A full list of the books I read this year can be found on my Goodreads library here.
Science Fiction - 33.4%
Fantasy - 52.4%
Fiction - 15.5%
Anthologies/Collections - 14.3%
New Releases - 50%
Debut Novels - 9.5%
Female Authors - 40.5%
Compared to last year, Fantasy, Fiction, Anthologies/Collections, and Women Authors are up slightly. Science Fiction and New Releases are down slightly. Debut Novels are way down. I just didn't read too many debuts this year, published in 2015 or not.
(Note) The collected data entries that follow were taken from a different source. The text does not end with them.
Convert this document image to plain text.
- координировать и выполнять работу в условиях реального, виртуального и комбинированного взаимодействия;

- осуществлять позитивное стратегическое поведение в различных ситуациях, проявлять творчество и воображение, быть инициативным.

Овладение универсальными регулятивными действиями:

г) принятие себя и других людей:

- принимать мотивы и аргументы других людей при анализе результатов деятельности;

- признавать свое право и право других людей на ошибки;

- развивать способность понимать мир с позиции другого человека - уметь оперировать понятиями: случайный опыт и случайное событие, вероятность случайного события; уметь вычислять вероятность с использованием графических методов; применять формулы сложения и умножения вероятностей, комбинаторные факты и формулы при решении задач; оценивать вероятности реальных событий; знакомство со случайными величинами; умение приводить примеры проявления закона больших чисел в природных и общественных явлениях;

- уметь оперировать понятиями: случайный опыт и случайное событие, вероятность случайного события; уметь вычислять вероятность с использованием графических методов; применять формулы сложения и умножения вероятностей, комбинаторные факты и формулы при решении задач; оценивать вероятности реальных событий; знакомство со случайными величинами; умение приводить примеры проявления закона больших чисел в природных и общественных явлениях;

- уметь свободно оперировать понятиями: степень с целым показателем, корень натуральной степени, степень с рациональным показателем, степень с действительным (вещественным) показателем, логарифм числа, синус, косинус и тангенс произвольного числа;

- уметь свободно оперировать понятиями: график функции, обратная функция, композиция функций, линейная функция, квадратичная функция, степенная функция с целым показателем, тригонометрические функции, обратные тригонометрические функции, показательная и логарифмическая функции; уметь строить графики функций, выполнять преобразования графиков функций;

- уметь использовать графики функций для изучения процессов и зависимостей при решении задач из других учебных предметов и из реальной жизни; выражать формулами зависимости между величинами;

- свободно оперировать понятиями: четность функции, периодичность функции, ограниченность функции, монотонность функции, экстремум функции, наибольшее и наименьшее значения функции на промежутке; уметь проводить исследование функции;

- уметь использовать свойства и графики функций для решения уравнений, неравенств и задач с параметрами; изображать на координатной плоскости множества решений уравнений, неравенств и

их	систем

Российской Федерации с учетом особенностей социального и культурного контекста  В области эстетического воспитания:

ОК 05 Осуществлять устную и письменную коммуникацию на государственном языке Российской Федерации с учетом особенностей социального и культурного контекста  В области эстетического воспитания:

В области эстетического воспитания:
Sinai Tapestry was simply the best book I read all year, regardless of genre. The book itself and it's three sequels with their fantastical faux history of the Holy Land truly transcend genre boundaries and are an excellent example of speculative fiction. Any fan of the genre, hell any fan of literature period, should read this one. Full review.
Runner-up: the rest of the Jerusalem Quartet.
Best Science Fiction
Ian McDonald's three previous books explored future societies in India, Brazil, and Turkey. This timed he moved the action off planet Earth in what has been described as Game of Thrones on the moon. Having read this book I have to say that that is quite accurate. Not too mention being probably McDonald's best book to date.
Runner-up: Aurora by Kim Stanley Robinson.
I'm a huge fan of Ken Liu's short fiction so of course I eagerly awaited his debut novel and I was happy to say it did not disappoint me. Indeed, I thought it was the best fantasy novel this year. Apart from me, this silkpunk take on Chinese history seemed to have gotten some mixed reactions, but still quite a bit of readership. Hopefully, it will pick up more fans with the sequels. Full review.
Runner-up: Half the World/Half a War by Joe Abercrombie.
Best Anthology or Collection
I read two anthologies and ten story collections this year. These two stood out the most.
Old Venus is anthology edited by George R.R. Martin and Gardner Dozois where all the stories are based on the Venus from Planetary Romance. So not a Venus that is a boiling, poisonous rock, but a living world of jungles and monsters. Full review of Old Venus.
Giant Bones is a collection of Beagle's short fiction set in the same world as his Innkeeper's Song novel. Beagle says in the foreword that this the only time he's done anything like a sequel. The collection is of course as well written as only Beagle can do.
Runner-up: Tracking Magic by Maria E. Schneider.
Best 2015 Debut Novel
I didn't read many debut novels this year, but The Promise of the Child was probably the best of them. I initially thought there would be a lot of time-hopping in the plot, but it turned out it was almost entirely set far, far in the future where mankind has spread out into the stars and evolved into many kinds of races. It's a space opera that is also science fantasy much like The Dying Earth and The Quantum Thief.
Best Cover Art 2015
I quite liked Rich Deas' artwork for Bardugo's Grisha trilogy, however, it was his cover for Six of Crows that really caught my eye. The book itself is great too.
Richard Anderson has done some truly stellar work this year with covers for Kameron Hurley's second Worldbreaker book, Victor Milan's The Dinosaur Lords, and Daniel Polansky's The Builders by Tor.com. I did a spotlight on the artist back in February.